Poi era arrivato Antoine, il nuovo curatore venuto da Parigi. Uno di quelli che si muovono tra arte e potere con la scioltezza di chi ha capito presto che la verità si piega, e si vende. Lo aveva preso da parte, con un mezzo sorriso, una mano sulla spalla.
«Hai talento, Ruben. Ma così ti bruci da solo. Nessuno vuole sentirsi in colpa guardando un quadro. Soprattutto chi paga.»
Parole che suonavano gentili, ma erano un verdetto.
Qualche giorno dopo, l’opera era stata spostata in una sala secondaria. Niente luci dirette. Nessuna menzione nel catalogo. Un altro artista — uno più “funzionale” — aveva preso il suo posto nel centro espositivo. Nessuno lo aveva difeso. Alcuni avevano abbassato lo sguardo. Altri gli avevano consigliato, sottovoce, di “essere più furbo”.
Ruben, invece, non aveva detto nulla. Aveva ritirato le sue tele in silenzio, sotto la pioggia, caricandole da solo su un vecchio furgone. Non per orgoglio. Perché non voleva dover ringraziare chi aveva appena svuotato il suo lavoro di senso.
Quella sera aveva capito una cosa semplice e lacerante: nel mondo che frequentava, il talento serviva. Ma solo se sapevi piegarlo. Solo se accettavi di modellarlo intorno al potere altrui.
Il nodo alla gola gli era rimasto per giorni. Non per l’umiliazione. Ma per il pensiero che forse avrebbero avuto ragione. Che l’integrità non bastava.
Ruben si passò una mano sul volto. Quel ricordo bruciava meno, ma lasciava una traccia, come polvere fine negli occhi.

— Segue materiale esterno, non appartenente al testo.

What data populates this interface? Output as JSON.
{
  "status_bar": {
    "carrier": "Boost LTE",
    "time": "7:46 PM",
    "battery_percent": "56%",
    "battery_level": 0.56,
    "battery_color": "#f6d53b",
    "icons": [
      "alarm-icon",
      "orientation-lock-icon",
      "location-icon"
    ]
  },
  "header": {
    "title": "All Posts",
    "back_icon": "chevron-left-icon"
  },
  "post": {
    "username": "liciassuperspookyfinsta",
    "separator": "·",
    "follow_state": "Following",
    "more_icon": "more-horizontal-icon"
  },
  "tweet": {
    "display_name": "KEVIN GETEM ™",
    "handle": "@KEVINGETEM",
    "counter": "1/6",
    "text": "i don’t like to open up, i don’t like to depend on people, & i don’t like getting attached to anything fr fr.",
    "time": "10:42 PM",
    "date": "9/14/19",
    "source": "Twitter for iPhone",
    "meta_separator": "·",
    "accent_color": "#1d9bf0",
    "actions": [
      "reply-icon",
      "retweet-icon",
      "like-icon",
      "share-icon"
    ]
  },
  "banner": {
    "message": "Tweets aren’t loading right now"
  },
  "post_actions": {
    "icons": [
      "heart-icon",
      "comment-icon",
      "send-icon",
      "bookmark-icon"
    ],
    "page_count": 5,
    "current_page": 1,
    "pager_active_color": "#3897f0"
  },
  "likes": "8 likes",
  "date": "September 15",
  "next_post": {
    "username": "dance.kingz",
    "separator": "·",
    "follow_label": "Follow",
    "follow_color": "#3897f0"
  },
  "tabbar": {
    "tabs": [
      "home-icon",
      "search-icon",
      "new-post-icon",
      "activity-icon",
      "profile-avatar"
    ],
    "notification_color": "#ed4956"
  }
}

E poi, la domanda che lo colpì con forza:
E se non fosse stata integrità?
Se il suo rifiuto dei compromessi non fosse nobile, ma solo orgoglio?

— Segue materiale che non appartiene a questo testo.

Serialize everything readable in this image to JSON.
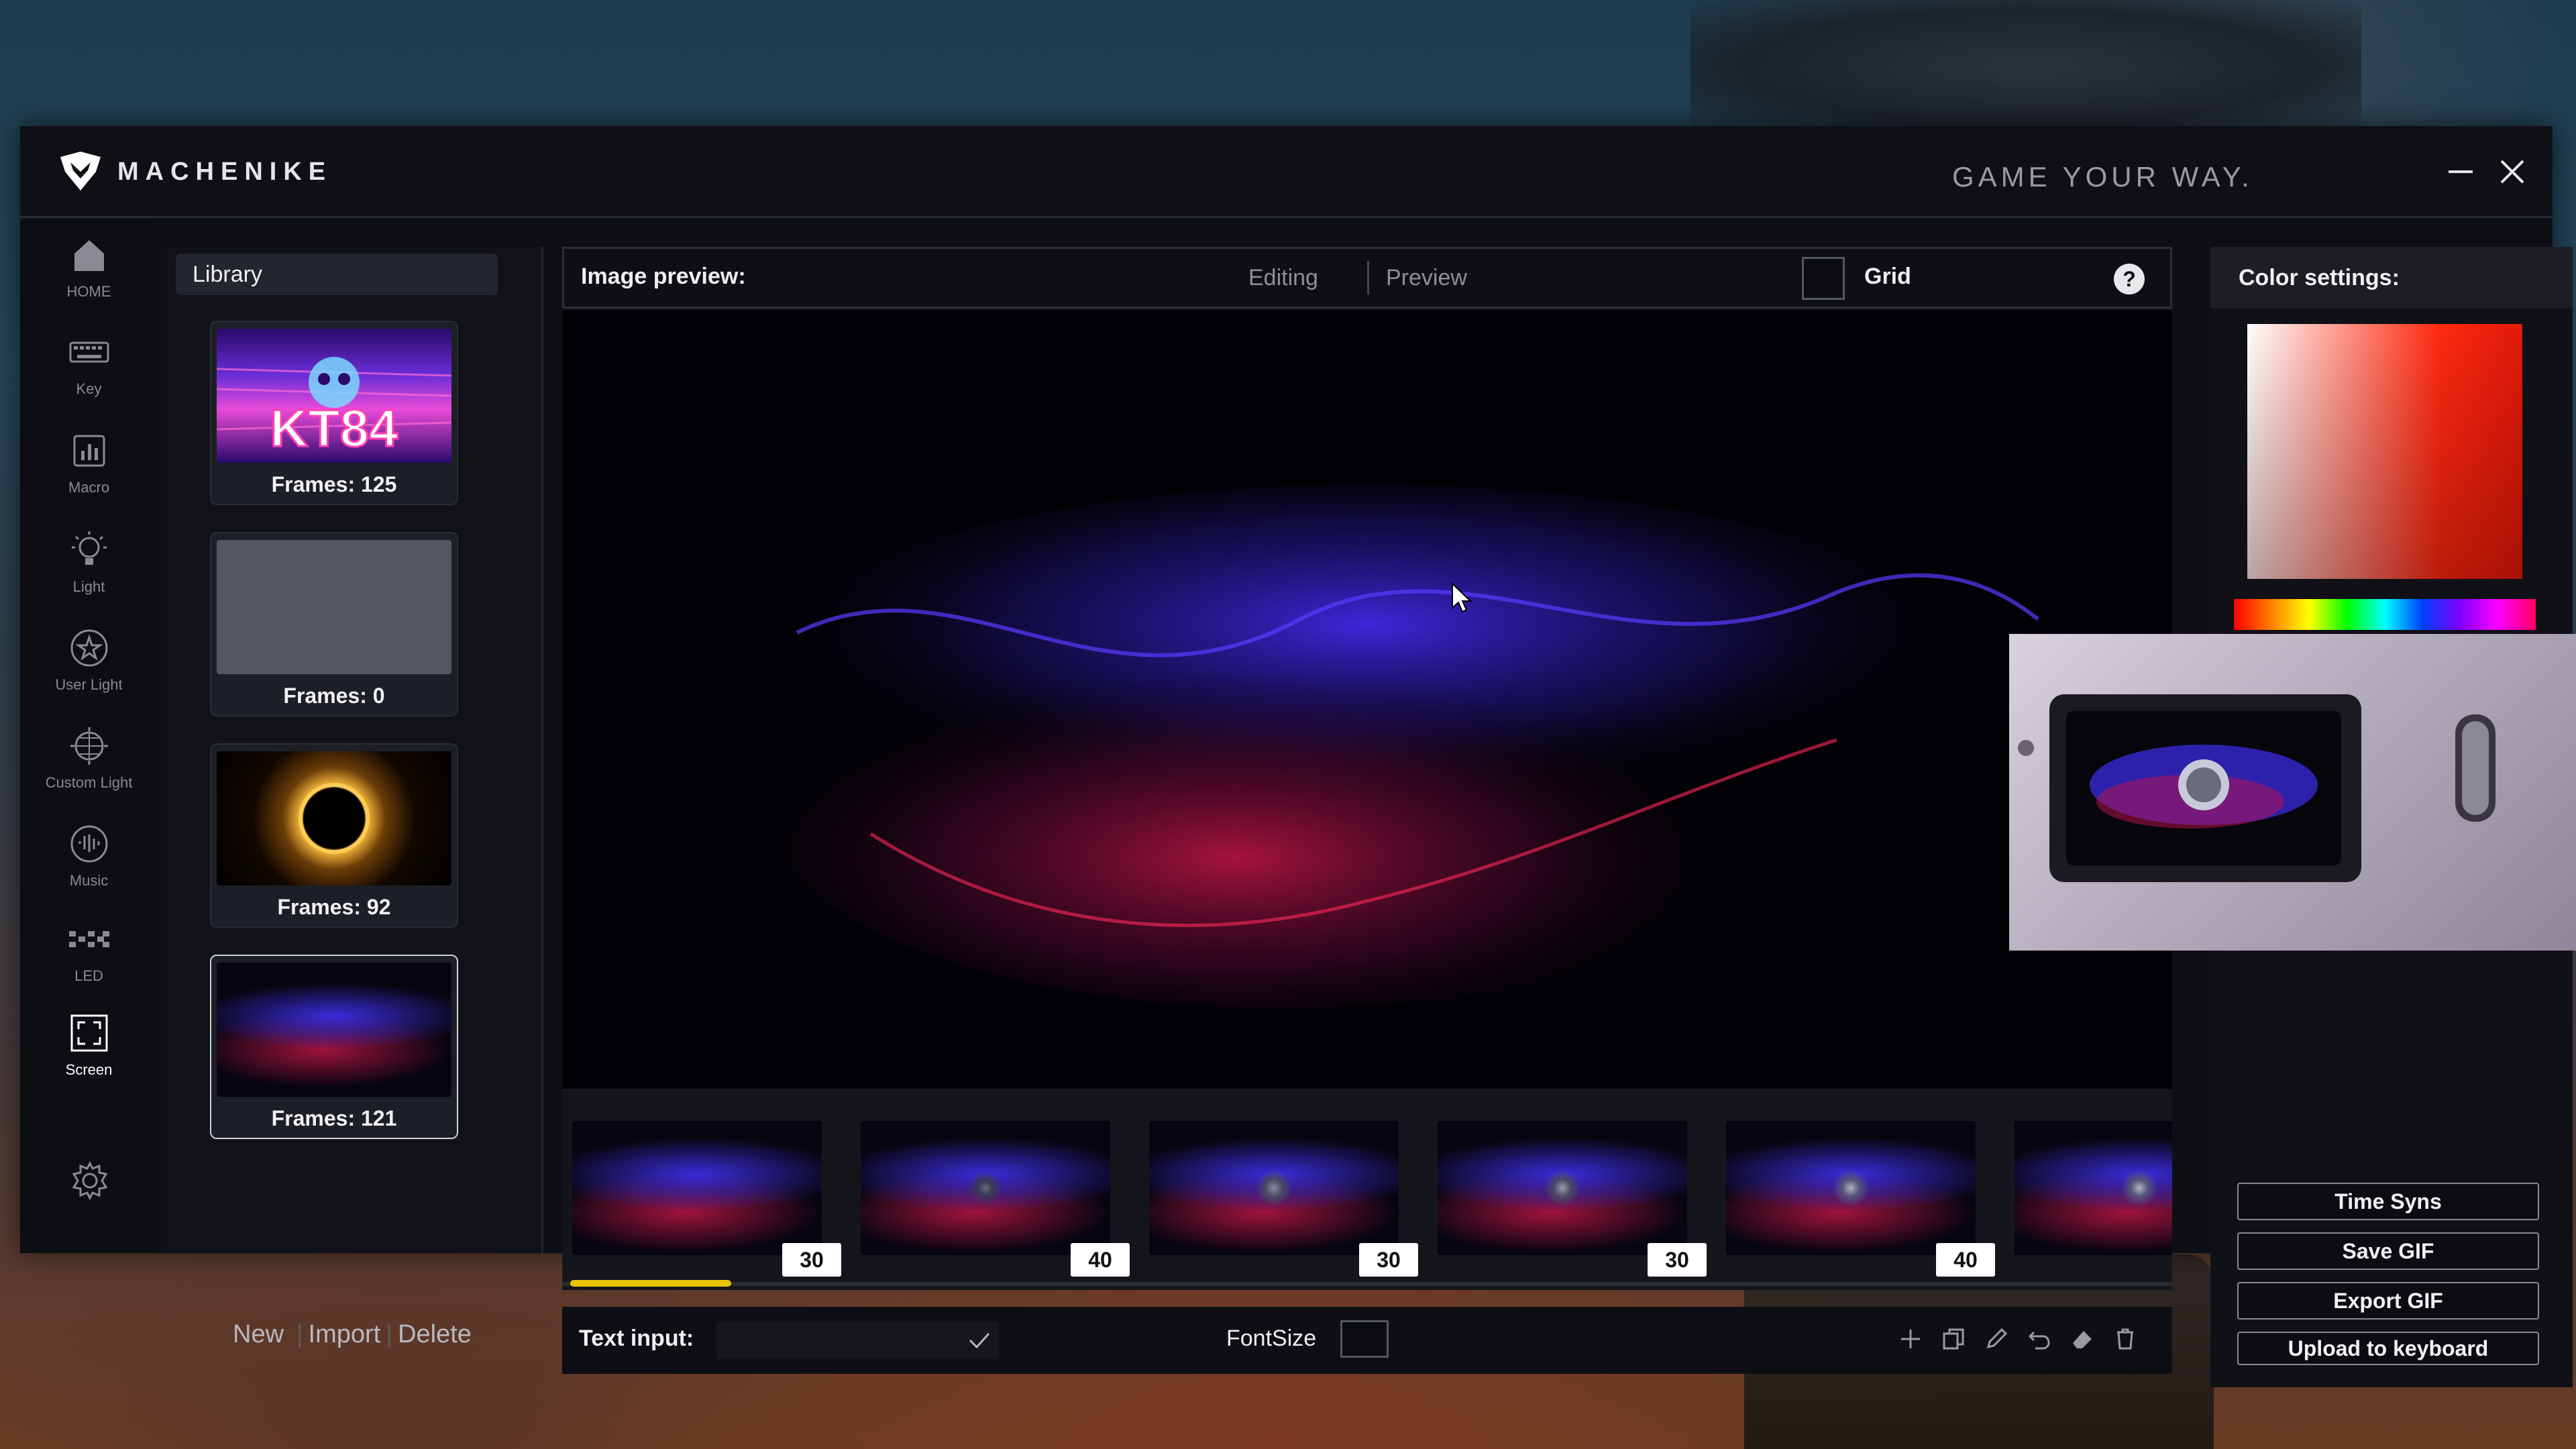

E se sfidare il potere non fosse giustizia, ma una forma sottile e disfunzionale di sentirsi superiore?
Era sempre stato così: incapace di compiacere, di tacere, di adattarsi. Ma non per ingenuità. Forse per vanità? Per la pretesa di non dover mai abbassare lo sguardo? Forse aveva solo confuso la coerenza con il rifiuto di mostrarsi vulnerabile. Aveva scelto l’isolamento perché non sopportava il disprezzo degli altri, ma ancor più perché temeva quello verso sé stesso.

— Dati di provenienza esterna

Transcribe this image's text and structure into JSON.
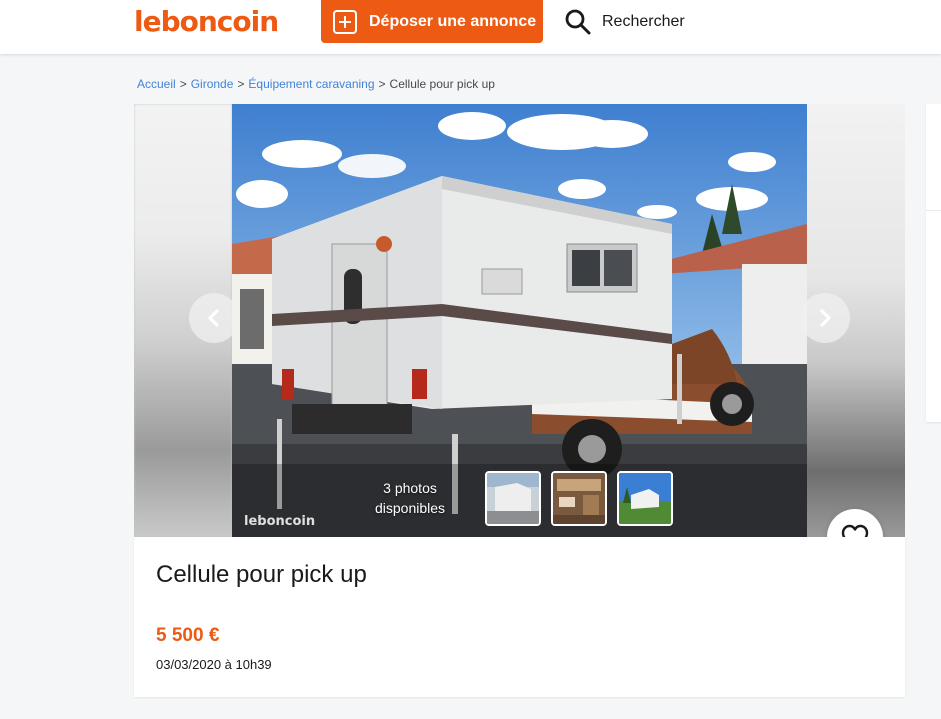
{
  "header": {
    "logo": "leboncoin",
    "post_label": "Déposer une annonce",
    "search_label": "Rechercher"
  },
  "breadcrumb": [
    {
      "label": "Accueil"
    },
    {
      "label": "Gironde"
    },
    {
      "label": "Équipement caravaning"
    },
    {
      "label": "Cellule pour pick up"
    }
  ],
  "gallery": {
    "watermark": "leboncoin",
    "photo_count_line1": "3 photos",
    "photo_count_line2": "disponibles",
    "prev_icon": "chevron-left-icon",
    "next_icon": "chevron-right-icon"
  },
  "ad": {
    "title": "Cellule pour pick up",
    "price": "5 500 €",
    "date": "03/03/2020 à 10h39"
  },
  "colors": {
    "brand": "#ec5a13",
    "link": "#4183d7",
    "background": "#f4f6f7"
  }
}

Forse la sua coerenza era solo un modo elegante per dominare la scena con il rifiuto. Forse non voleva essere accettato: voleva essere temuto. Ammirato. Incompreso.
Il pensiero lo svuotò. Eppure, nell’ammetterlo, sentì qualcosa aprirsi. Una crepa. Una possibilità.
Forse la vera integrità non era dire sempre “no”. Ma avere il coraggio di guardarsi in faccia anche quando il proprio “no” somiglia a una sentenza, e non a una scelta.
Ritorno al presente
La voce di Laila tornò ancora una volta alla mente, questa volta come una carezza:
“Hai perso solo ciò che ti chiedeva di tradirti.”
E per la prima volta, Ruben si domandò se tradire e superare non fossero, in certi casi, due verbi fratelli.
Forse non era una fuga, questa. Forse era l’inizio di un ritorno. Non alla carriera. Ma a sé stesso. A ciò che resta, quando il volto che porti in pubblico si sgretola e sotto non c'è una posa — ma ancora, ostinata, una voce.
La sua.
Quella di un uomo che dipinge, anche se nessuno guarda. Un uomo che sceglie il silenzio, solo quando parlare significa mentire.